David Colander has made a series of illuminating surveys of graduate students in Economics that have given us a very interesting picture of our profession, or at least how these students view it. Much of his work was, however, performed with surveys sent to the top US PhD programs. He follows up now with a survey of what he compassionately calls the "median" range, the other US graduate programs.
David Colander, Tiziana Dominguez, Gail Hoyt and KimMarie McGoldrick report a few interesting results. Compared to top programs, median ones have proportionally more Americans, who are more likely to have chosen the program for geographical than prestige reasons. Students from median programs seem to be more interested in various fields of Economics, probably a reflection of the fact that they are on average two years older and have more of sense of purpose in their studies.

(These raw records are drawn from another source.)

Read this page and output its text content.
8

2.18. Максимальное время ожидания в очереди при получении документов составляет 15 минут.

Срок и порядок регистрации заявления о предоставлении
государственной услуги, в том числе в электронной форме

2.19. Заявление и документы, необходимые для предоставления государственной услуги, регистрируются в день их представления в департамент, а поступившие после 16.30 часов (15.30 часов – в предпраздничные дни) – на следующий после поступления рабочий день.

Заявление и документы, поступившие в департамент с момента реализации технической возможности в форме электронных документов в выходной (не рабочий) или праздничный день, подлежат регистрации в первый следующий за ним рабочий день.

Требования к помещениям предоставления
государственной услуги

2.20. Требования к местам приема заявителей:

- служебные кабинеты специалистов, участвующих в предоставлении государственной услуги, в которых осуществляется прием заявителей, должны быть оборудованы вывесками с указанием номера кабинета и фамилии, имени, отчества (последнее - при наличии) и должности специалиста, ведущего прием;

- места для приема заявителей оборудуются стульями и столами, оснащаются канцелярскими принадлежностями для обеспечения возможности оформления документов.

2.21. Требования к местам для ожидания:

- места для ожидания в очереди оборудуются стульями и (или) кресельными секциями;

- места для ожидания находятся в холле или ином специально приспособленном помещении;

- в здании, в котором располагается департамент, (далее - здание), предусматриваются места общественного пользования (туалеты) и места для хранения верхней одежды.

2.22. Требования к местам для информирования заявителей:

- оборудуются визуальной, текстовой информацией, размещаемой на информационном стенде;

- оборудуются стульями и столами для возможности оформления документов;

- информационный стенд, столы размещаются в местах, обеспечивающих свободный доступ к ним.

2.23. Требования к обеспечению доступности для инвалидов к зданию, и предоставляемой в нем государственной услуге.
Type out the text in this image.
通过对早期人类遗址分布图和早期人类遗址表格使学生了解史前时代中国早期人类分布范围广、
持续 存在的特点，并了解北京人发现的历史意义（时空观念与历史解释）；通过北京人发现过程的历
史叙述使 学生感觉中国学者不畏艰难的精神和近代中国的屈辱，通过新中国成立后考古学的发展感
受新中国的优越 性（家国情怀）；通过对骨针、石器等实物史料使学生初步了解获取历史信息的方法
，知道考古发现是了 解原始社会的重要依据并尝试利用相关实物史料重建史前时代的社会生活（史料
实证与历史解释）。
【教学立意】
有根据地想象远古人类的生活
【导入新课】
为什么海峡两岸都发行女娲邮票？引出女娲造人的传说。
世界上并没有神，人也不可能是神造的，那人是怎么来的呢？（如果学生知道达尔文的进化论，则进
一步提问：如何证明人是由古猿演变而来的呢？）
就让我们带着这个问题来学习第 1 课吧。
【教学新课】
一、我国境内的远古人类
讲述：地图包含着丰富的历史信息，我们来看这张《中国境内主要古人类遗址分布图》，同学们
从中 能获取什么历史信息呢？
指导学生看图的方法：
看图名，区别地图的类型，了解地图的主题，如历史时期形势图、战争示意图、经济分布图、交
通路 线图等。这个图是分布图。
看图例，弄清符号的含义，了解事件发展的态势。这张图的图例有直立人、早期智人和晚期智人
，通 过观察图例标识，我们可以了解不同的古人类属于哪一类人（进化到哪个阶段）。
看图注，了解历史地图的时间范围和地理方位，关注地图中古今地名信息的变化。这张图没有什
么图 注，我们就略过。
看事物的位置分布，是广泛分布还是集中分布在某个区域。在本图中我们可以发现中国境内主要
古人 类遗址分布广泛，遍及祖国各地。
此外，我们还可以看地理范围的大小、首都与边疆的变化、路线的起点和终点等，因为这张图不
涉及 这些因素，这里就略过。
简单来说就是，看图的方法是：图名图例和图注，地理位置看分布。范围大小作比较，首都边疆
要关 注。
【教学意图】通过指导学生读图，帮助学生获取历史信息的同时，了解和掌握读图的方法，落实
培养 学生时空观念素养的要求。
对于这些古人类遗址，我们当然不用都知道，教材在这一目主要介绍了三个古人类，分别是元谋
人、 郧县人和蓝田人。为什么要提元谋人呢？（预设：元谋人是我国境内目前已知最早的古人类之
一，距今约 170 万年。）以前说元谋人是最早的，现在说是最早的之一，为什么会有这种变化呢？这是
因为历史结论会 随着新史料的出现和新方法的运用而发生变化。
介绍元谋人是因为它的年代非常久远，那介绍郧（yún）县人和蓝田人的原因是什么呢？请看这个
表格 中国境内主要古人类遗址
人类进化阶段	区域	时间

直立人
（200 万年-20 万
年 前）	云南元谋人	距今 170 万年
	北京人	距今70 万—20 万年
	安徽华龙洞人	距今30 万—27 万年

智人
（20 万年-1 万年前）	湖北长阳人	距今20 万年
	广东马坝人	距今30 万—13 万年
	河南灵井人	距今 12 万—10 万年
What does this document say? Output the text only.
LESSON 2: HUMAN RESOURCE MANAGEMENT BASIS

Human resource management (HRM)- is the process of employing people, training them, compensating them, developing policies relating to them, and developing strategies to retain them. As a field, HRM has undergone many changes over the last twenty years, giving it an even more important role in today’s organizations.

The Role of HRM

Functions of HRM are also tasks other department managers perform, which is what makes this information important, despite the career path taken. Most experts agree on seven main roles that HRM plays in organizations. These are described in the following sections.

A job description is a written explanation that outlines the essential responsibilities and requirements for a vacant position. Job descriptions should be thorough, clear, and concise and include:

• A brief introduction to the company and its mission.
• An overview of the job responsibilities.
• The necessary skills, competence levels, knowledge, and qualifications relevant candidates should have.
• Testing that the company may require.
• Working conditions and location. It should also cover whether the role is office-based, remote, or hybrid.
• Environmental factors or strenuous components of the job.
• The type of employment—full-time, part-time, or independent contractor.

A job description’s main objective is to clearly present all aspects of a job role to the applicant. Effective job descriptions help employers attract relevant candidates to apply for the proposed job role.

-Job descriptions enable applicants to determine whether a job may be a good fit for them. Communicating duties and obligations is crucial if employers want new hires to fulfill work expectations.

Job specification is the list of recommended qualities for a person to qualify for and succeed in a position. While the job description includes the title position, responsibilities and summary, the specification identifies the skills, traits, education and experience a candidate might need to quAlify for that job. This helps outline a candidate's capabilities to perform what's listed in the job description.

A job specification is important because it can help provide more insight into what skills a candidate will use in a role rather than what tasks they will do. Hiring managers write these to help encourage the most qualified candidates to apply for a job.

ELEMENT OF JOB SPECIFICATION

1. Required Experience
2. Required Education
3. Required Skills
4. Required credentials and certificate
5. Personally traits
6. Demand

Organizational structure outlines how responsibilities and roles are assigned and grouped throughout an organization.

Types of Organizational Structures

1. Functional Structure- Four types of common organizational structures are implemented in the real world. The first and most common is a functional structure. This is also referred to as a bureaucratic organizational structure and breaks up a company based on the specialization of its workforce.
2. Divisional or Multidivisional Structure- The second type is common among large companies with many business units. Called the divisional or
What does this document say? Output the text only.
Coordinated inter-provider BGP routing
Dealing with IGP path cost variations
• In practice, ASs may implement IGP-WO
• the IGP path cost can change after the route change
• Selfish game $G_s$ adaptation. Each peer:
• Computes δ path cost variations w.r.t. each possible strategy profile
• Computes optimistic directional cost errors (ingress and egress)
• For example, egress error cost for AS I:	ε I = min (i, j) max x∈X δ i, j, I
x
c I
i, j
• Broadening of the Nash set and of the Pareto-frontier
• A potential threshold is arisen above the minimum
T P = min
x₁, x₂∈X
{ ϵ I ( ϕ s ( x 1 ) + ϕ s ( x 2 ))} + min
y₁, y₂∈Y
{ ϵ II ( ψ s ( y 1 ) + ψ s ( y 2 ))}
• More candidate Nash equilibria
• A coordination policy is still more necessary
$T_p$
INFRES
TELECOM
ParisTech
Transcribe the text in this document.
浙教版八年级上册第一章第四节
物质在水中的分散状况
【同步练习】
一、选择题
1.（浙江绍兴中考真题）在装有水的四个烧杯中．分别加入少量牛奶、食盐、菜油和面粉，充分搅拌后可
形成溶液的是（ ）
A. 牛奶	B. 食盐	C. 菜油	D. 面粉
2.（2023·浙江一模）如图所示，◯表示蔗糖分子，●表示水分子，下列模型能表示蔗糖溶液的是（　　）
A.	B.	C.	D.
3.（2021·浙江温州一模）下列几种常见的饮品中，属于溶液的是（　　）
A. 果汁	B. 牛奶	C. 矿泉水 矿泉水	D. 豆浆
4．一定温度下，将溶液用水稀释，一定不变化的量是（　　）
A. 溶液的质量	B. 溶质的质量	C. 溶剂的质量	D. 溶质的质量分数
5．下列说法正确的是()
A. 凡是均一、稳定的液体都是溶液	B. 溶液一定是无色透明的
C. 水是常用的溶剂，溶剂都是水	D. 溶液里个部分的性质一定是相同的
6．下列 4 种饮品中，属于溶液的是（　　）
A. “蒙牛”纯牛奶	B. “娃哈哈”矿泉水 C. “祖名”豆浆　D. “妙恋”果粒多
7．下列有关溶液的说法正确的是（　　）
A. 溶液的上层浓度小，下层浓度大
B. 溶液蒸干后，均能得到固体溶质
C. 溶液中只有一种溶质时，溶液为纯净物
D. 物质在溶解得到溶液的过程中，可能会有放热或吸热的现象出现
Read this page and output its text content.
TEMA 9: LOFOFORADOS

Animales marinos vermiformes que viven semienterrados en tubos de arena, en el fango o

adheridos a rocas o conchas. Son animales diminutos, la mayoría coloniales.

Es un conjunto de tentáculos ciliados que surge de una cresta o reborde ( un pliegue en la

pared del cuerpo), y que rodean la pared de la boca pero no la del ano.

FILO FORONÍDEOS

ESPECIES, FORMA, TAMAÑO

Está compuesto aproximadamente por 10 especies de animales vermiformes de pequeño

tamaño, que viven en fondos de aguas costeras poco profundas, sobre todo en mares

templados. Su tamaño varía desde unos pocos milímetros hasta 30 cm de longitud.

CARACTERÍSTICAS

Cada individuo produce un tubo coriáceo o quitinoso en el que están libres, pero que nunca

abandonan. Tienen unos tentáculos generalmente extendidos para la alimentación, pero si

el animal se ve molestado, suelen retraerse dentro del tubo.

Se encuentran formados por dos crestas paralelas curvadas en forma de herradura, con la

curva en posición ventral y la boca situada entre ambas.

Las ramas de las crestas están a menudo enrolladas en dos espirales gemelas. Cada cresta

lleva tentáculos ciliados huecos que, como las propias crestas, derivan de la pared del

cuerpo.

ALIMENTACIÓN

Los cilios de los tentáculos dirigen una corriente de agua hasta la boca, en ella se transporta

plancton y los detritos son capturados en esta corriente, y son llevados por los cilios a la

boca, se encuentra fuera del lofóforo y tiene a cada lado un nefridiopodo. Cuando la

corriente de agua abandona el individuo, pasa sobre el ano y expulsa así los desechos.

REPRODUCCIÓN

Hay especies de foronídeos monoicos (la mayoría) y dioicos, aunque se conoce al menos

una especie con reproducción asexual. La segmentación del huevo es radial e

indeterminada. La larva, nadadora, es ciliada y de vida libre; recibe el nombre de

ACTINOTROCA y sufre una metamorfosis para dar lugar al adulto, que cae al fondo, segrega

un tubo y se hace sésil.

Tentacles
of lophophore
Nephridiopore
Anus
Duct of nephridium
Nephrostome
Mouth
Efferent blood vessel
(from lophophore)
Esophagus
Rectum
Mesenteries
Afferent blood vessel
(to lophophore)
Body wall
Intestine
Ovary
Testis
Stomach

I am pleased to read that about half the students consider Economics to be a tool set. It is also interesting to note that whether in a top or median program, students appear to have similar views of policy and of assumptions in Economics.
All in all, students in top and median schools do not look that different. Their expectations in terms of jobs are different, as they should be, as well as the way they get funded. Lower ranked schools cannot fund them as well as research assistants or provide them with fellowships. Colander and co. interpret the fact that more are teaching assistants at median schools as a choice by students, it seems more a funding constraint to me. No real surprises in this survey.